Quel rythme ce Clint! La mule, son dernier film est sorti il y a un an. Il nous avait emmené dans une sorte de road-movie où un vieux monsieur transportait de la drogue pour des trafiquants mexicains.
En 2020, Clint Eastwood nous replonge en 1996, à Atlanta, théâtre d’un attentat durant les jeux olympiques. Tiré de faits réels, nous connaissons la vérité de cette affaire. Mais ce film s’attache moins à l’issue de l’enquête qui a mené à arrêter Eric Rudolph, qu’à suivre la vie de Richard Jewell qui bascule.
Richard est un gardien de la sécurité du parc où a lieu un concert. Il découvre, sous un banc, un sac à dos. Se demandant ce que contient ce sac, il donne l’alerte une première fois, sans réaction de la police. Il revient à la charge, et les forces de l’ordre découvrent que le sac contient une bombe.
Richard Jewell est victime d’un emballement, victime de l’Etat et des médias. Il devient en quelques heures après l’attentat le suspect numéro un : on apprend qu’il est dans le viseur du FBI.
On veut un coupable, très bien, ce sera lui.
Richard Jewell a toujours rêvé d’intégrer la police et place l’ordre et l’autorité au-dessus de tout.
Mais il n’est pas policier, il est agent de sécurité et a déjà été arrêté pour avoir joué les représentants de l’ordre. On s’attache à Richard, ce blanc américain un peu gros, adorant sa mère
et passionné par l’ordre et les armes, mais des armes pour chasser, attention !
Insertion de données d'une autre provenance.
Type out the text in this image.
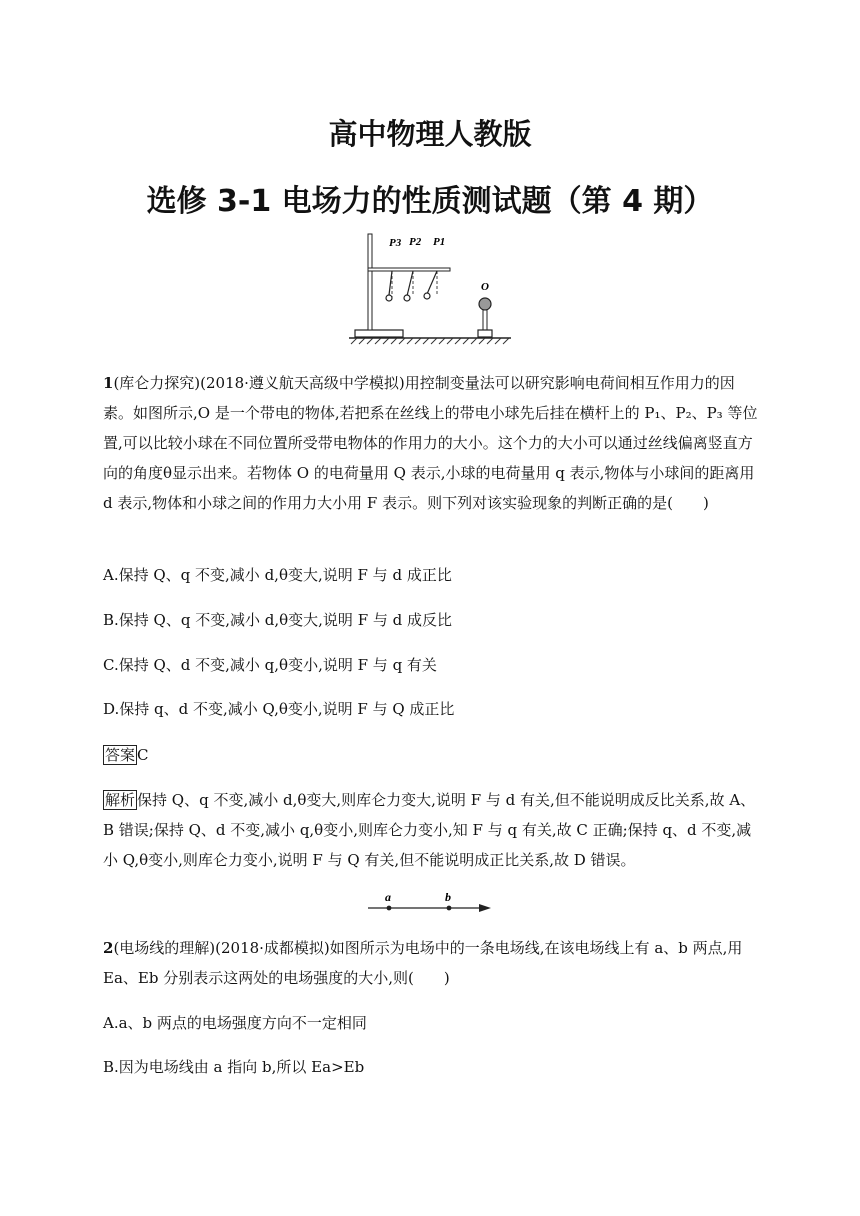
高中物理人教版
选修 3-1 电场力的性质测试题（第 4 期）
P3 P2 P1
O

1(库仑力探究)(2018·遵义航天高级中学模拟)用控制变量法可以研究影响电荷间相互作用力的因素。如图所示,O 是一个带电的物体,若把系在丝线上的带电小球先后挂在横杆上的 P₁、P₂、P₃ 等位置,可以比较小球在不同位置所受带电物体的作用力的大小。这个力的大小可以通过丝线偏离竖直方向的角度θ显示出来。若物体 O 的电荷量用 Q 表示,小球的电荷量用 q 表示,物体与小球间的距离用 d 表示,物体和小球之间的作用力大小用 F 表示。则下列对该实验现象的判断正确的是(　　)

A.保持 Q、q 不变,减小 d,θ变大,说明 F 与 d 成正比

B.保持 Q、q 不变,减小 d,θ变大,说明 F 与 d 成反比

C.保持 Q、d 不变,减小 q,θ变小,说明 F 与 q 有关

D.保持 q、d 不变,减小 Q,θ变小,说明 F 与 Q 成正比

答案 C

解析 保持 Q、q 不变,减小 d,θ变大,则库仑力变大,说明 F 与 d 有关,但不能说明成反比关系,故 A、B 错误;保持 Q、d 不变,减小 q,θ变小,则库仑力变小,知 F 与 q 有关,故 C 正确;保持 q、d 不变,减小 Q,θ变小,则库仑力变小,说明 F 与 Q 有关,但不能说明成正比关系,故 D 错误。

a	b

2(电场线的理解)(2018·成都模拟)如图所示为电场中的一条电场线,在该电场线上有 a、b 两点,用 Ea、Eb 分别表示这两处的电场强度的大小,则(　　)

A.a、b 两点的电场强度方向不一定相同

B.因为电场线由 a 指向 b,所以 Ea>Eb
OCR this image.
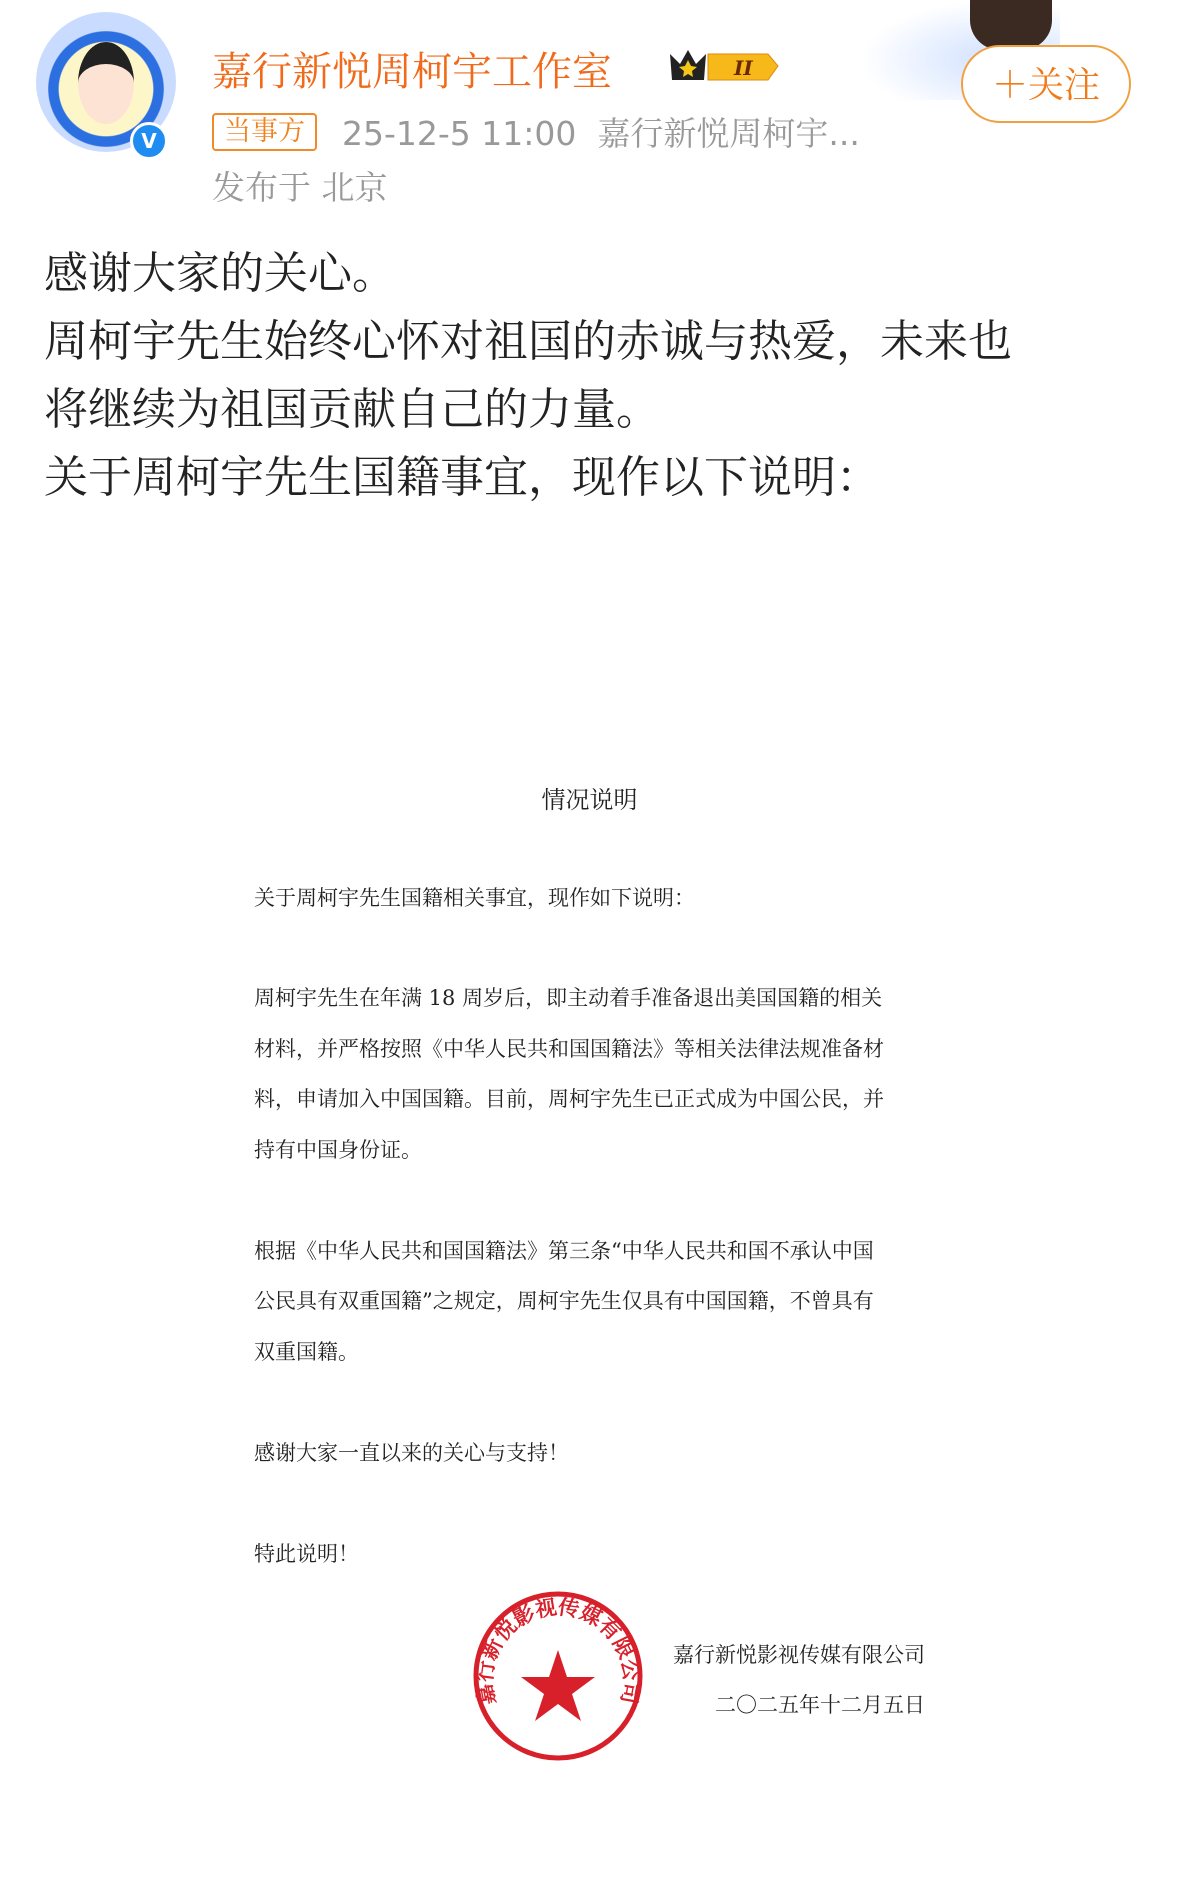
V
嘉行新悦周柯宇工作室	II
当事方	25-12-5 11:00 嘉行新悦周柯宇...
发布于 北京
＋关注
感谢大家的关心。
周柯宇先生始终心怀对祖国的赤诚与热爱，未来也
将继续为祖国贡献自己的力量。
关于周柯宇先生国籍事宜，现作以下说明：
情况说明
关于周柯宇先生国籍相关事宜，现作如下说明：
周柯宇先生在年满 18 周岁后，即主动着手准备退出美国国籍的相关
材料，并严格按照《中华人民共和国国籍法》等相关法律法规准备材
料，申请加入中国国籍。目前，周柯宇先生已正式成为中国公民，并
持有中国身份证。
根据《中华人民共和国国籍法》第三条“中华人民共和国不承认中国
公民具有双重国籍”之规定，周柯宇先生仅具有中国国籍，不曾具有
双重国籍。
感谢大家一直以来的关心与支持！
特此说明！
嘉行新悦影视传媒有限公司
二〇二五年十二月五日
嘉行新悦影视传媒有限公司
On suit sa vie avant, pendant, et après l’attentat. On suit sa relation avec sa maman et son avocat, attachant lui aussi _ et interprété par Sam Rockwell qui nous avait fait rire déjà en interprétant G.W
Bush dans Vice.
Dans ce film Clint Eastwood fait ce que les scénaristes américains savent faire : traiter un fait divers, peu glorieux pour leur patrie (on pense à Spotlight, à Vice, à 0 Dark Thirty). L’injustice que subit Richard Jewell est inquiétante et on n’ose pas imaginer l’ampleur que prendrait cette affaire en 2020 avec l’impact démultiplié des réseaux sociaux.
On retrouve les singularités d’écriture de Clint Eastwood : des sujets traités avec gravité, mais avec toujours avec une pointe de folie, de fantaisie, des décalages, qui nous plongent dans l’humanité des personnages (on pense notamment à la scène de la perquisition).
L’agent du FBI, la journaliste ou encore la secrétaire de l’avocat sont ces personnages secondaires sur lesquels le spectateur peut s’appuyer pour avoir une vision plus globale des événements, une forme d’objectivation des faits.
Ce changement de focale permanent rythme le récit et permet et lui donne une dimension encore plus réaliste.
Clint Eastwood, connu pour ses positions pro-américaines, s’est aventuré sur un terrain peu glorieux pour son pays, mais a su traiter avec finesse un sujet sensible avec un Richard Jewell qui nous agace parfois mais à qui on se sent attaché.